Trial vs. plea deal: majority of defendants give up their 6th Amendment right

MCCRACKEN COUNTY, KY — Every American has the right to see justice served, but it doesn’t always look like how it is in movies. Trials are rare.

The U.S. Courts government website says about 10% of cases go to trial.

For federal charges, the National Association of Criminal Defense Attorneys did a study and found only about 3% go to trial.

“If you really had a perfect system, you might try every case,” says Mccracken County Circuit Court Judge Tim Kaltenbach. He was in one of the few trials on Wednesday.

McCracken County Circuit Court Judge Tim Kaltenbach

“To try a jury trial takes an enormous amount of effort,” Kaltenbach says.

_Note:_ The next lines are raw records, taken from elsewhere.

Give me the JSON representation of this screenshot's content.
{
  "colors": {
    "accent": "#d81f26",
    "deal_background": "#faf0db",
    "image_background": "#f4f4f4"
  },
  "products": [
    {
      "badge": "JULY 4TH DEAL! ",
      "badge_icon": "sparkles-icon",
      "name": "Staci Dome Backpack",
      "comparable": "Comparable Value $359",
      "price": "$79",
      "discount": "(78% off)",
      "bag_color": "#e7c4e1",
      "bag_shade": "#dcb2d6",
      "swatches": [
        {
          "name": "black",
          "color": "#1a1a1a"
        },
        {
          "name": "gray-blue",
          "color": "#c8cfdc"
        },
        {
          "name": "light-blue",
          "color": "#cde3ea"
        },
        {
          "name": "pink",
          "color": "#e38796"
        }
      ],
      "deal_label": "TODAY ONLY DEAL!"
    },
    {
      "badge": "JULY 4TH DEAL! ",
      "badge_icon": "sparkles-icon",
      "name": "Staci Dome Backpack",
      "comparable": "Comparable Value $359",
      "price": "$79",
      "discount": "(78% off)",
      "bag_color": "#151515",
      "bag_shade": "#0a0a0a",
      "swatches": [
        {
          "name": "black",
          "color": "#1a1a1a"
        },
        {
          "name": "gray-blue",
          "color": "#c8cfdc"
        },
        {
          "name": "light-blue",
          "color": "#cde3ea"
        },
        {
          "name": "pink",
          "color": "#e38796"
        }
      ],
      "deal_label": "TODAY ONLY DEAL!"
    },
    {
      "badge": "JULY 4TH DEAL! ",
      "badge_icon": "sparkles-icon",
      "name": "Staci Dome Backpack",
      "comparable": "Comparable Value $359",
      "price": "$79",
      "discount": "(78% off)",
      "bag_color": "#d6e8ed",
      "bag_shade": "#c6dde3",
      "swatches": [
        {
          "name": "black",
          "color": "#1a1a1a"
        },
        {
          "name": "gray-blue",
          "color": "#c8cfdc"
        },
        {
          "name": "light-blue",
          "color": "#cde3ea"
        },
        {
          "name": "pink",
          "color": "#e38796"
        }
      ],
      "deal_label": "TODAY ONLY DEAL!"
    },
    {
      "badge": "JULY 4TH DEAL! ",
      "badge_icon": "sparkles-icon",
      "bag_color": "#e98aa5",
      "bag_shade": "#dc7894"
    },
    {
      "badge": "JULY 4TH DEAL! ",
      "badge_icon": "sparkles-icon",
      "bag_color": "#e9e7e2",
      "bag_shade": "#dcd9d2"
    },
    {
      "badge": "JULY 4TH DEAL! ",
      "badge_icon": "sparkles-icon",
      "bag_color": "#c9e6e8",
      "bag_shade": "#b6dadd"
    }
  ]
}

The 6th Amendment calls for a speedy and public trial in front of a jury, but the common practice of plea deals keeps many cases from reaching that point.

Kaltenbach  says the high use of plea agreements is necessary, because there are not enough defense attorneys and not enough resources and time to bring every case to trial.

I have been following a list of cases, and most of them have ended in plea deals. Most recently, Carrie Hageland was facing a human trafficking charge. She got a plea deal.

Remember Felicia Williams-Watson, who was accused of having sexual relationships with students? She also took a plea deal.

Former Property Value Administrator Nancy Bock was accused of stealing taxpayer dollars. Her case ended in a plea deal as well.

“Without the plea bargaining system, we couldn’t survive the justice system,” defense attorney Mark Bryant says. He was one of Bock’s lawyers.

A juror sits in the courtroom during trial.

He’s also been on the other side as a commonwealth’s attorney for 16 years. “It is good if you could try more cases, but the system just can’t stand the effect of it, because cases take so long to try,” Bryant says.

Bryant says the amount of evidence plays a role in whether you take a plea or go to trial.

Kaltenbach says it is a concern that innocent people will take plea deals because they are afraid to go to trial.

But the reality is, the majority of people would rather accept a deal than allow 12 strangers to decide their fate.

Kaltenbach says he estimates that he presides over 25 trials a year. He says that number has gone down over the years.